Diamond Viper HD3850 Crossfire Review

@ 2007/11/23
At a price of $179 each, ATI/Diamond have positioned the HD 3850 series to compete on both price and performance in the $150 to $250 price range. With the migration to the 55 nanometer process, the consumption of power has been reduced. Using Powerplay technology, the drivers underclock the video card to reduce the power draw when not in a demanding 3D environment. The HD 3800 series of cards uses a built-in hardware decoder (Unified Video Decoder) that relieves the CPU of the burden of managing HD-DVD and Blu Ray content. Couple this with built-in HDMI 5.1 sound, and you have a potent combination for that HTPC build. Setting up Crossfire is a matter of just installing the interconnect cables, powering up the system and checking the "Enable Crossfire" check box in the Catalyst Control Center. No fuss no muss.

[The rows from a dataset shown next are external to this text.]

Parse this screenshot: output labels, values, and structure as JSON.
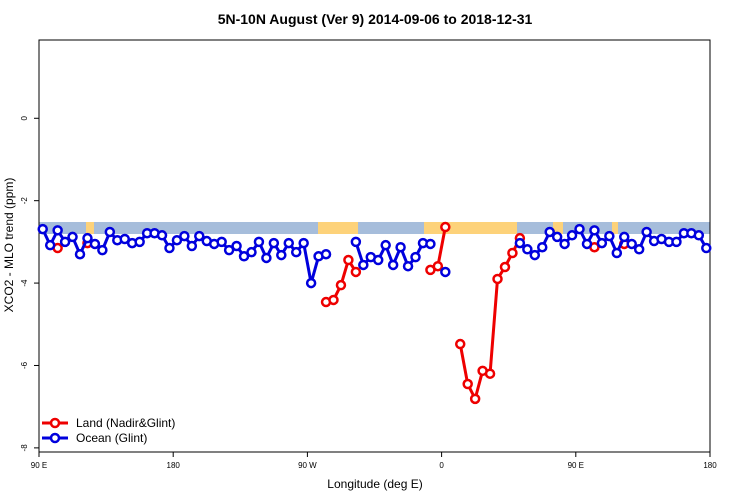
{
  "chart_data": {
    "type": "line",
    "title": "5N-10N August (Ver 9)   2014-09-06 to 2018-12-31",
    "xlabel": "Longitude (deg E)",
    "ylabel": "XCO2 - MLO trend (ppm)",
    "x": [
      92.5,
      97.5,
      102.5,
      107.5,
      112.5,
      117.5,
      122.5,
      127.5,
      132.5,
      137.5,
      142.5,
      147.5,
      152.5,
      157.5,
      162.5,
      167.5,
      172.5,
      177.5,
      182.5,
      187.5,
      192.5,
      197.5,
      202.5,
      207.5,
      212.5,
      217.5,
      222.5,
      227.5,
      232.5,
      237.5,
      242.5,
      247.5,
      252.5,
      257.5,
      262.5,
      267.5,
      272.5,
      277.5,
      282.5,
      287.5,
      292.5,
      297.5,
      302.5,
      307.5,
      312.5,
      317.5,
      322.5,
      327.5,
      332.5,
      337.5,
      342.5,
      347.5,
      352.5,
      357.5,
      362.5,
      367.5,
      372.5,
      377.5,
      382.5,
      387.5,
      392.5,
      397.5,
      402.5,
      407.5,
      412.5,
      417.5,
      422.5,
      427.5,
      432.5,
      437.5,
      442.5,
      447.5,
      452.5,
      457.5,
      462.5,
      467.5,
      472.5,
      477.5,
      482.5,
      487.5,
      492.5,
      497.5,
      502.5,
      507.5,
      512.5,
      517.5,
      522.5,
      527.5,
      532.5,
      537.5
    ],
    "series": [
      {
        "name": "Land (Nadir&Glint)",
        "color": "#ee0000",
        "values": [
          null,
          null,
          -3.15,
          null,
          null,
          null,
          -3.03,
          null,
          null,
          null,
          null,
          null,
          null,
          null,
          null,
          null,
          null,
          null,
          null,
          null,
          null,
          null,
          null,
          null,
          null,
          null,
          null,
          null,
          null,
          null,
          null,
          null,
          null,
          null,
          null,
          null,
          null,
          null,
          -4.46,
          -4.41,
          -4.05,
          -3.44,
          -3.73,
          null,
          null,
          null,
          null,
          null,
          null,
          null,
          null,
          null,
          -3.68,
          -3.59,
          -2.64,
          null,
          -5.48,
          -6.45,
          -6.81,
          -6.13,
          -6.2,
          -3.9,
          -3.61,
          -3.27,
          -2.91,
          null,
          null,
          null,
          null,
          null,
          null,
          null,
          null,
          null,
          -3.13,
          null,
          null,
          null,
          -3.05,
          null,
          null,
          null,
          null,
          null,
          null,
          null,
          null,
          null,
          null,
          null
        ]
      },
      {
        "name": "Ocean (Glint)",
        "color": "#0000dd",
        "values": [
          -2.69,
          -3.08,
          -2.72,
          -3.0,
          -2.88,
          -3.3,
          -2.91,
          -3.05,
          -3.2,
          -2.76,
          -2.96,
          -2.93,
          -3.03,
          -3.0,
          -2.79,
          -2.79,
          -2.84,
          -3.15,
          -2.96,
          -2.86,
          -3.1,
          -2.86,
          -2.98,
          -3.05,
          -3.0,
          -3.2,
          -3.1,
          -3.35,
          -3.25,
          -3.0,
          -3.39,
          -3.03,
          -3.32,
          -3.03,
          -3.25,
          -3.03,
          -4.0,
          -3.35,
          -3.3,
          null,
          null,
          null,
          -3.0,
          -3.56,
          -3.37,
          -3.44,
          -3.08,
          -3.56,
          -3.13,
          -3.59,
          -3.37,
          -3.03,
          -3.05,
          null,
          -3.73,
          null,
          null,
          null,
          null,
          null,
          null,
          null,
          null,
          null,
          -3.03,
          -3.18,
          -3.32,
          -3.13,
          -2.76,
          -2.88,
          -3.05,
          -2.84,
          -2.69,
          -3.05,
          -2.72,
          -3.03,
          -2.86,
          -3.27,
          -2.88,
          -3.05,
          -3.18,
          -2.76,
          -2.98,
          -2.93,
          -3.0,
          -3.0,
          -2.79,
          -2.79,
          -2.84,
          -3.15
        ]
      }
    ],
    "xlim": [
      90,
      540
    ],
    "xticks": [
      {
        "value": 90,
        "label": "90 E"
      },
      180,
      {
        "value": 270,
        "label": "90 W"
      },
      {
        "value": 360,
        "label": "0"
      },
      {
        "value": 450,
        "label": "90 E"
      },
      {
        "value": 540,
        "label": "180"
      }
    ],
    "ylim": [
      -8.1,
      1.9
    ],
    "yticks": [
      0,
      -2,
      -4,
      -6,
      -8
    ],
    "legend": "bottom-left"
  }
}
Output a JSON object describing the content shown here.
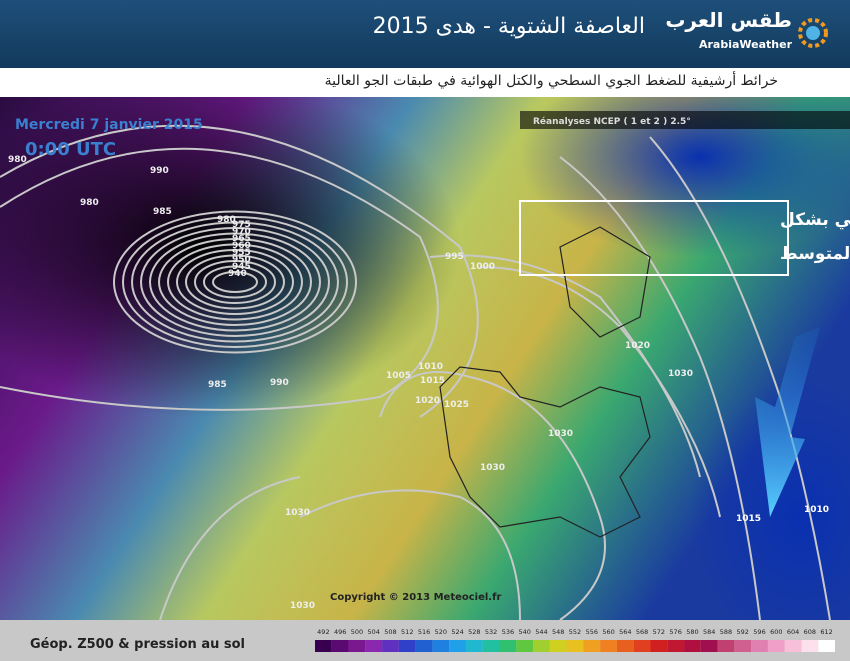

Comment from jmke @ 2007/11/23
back since HD 2900 XT
Comment from Gamer @ 2007/11/23
Diamond Viper ?
It's been long since I heard that name.
Are they back in business ?
Comment from jmke @ 2007/11/23
That's because 8800 GT is basically high end, there is currently no better "deal" than that card, until we get next gen high end
Comment from geoffrey @ 2007/11/23
Except with 8800GT, for under 500€ the GT's in SLI will outperform any higher priced product I think.
Comment from jmke @ 2007/11/23
using SLI/CF on anything but highest end VGA cards is never a good deal performance wise, you are always better of just buying the higher end card.
Comment from Kougar @ 2007/11/23
Wow... so much for using Crossfire with those cheap 256mb parts, single 8800GT 512mb would easily be better.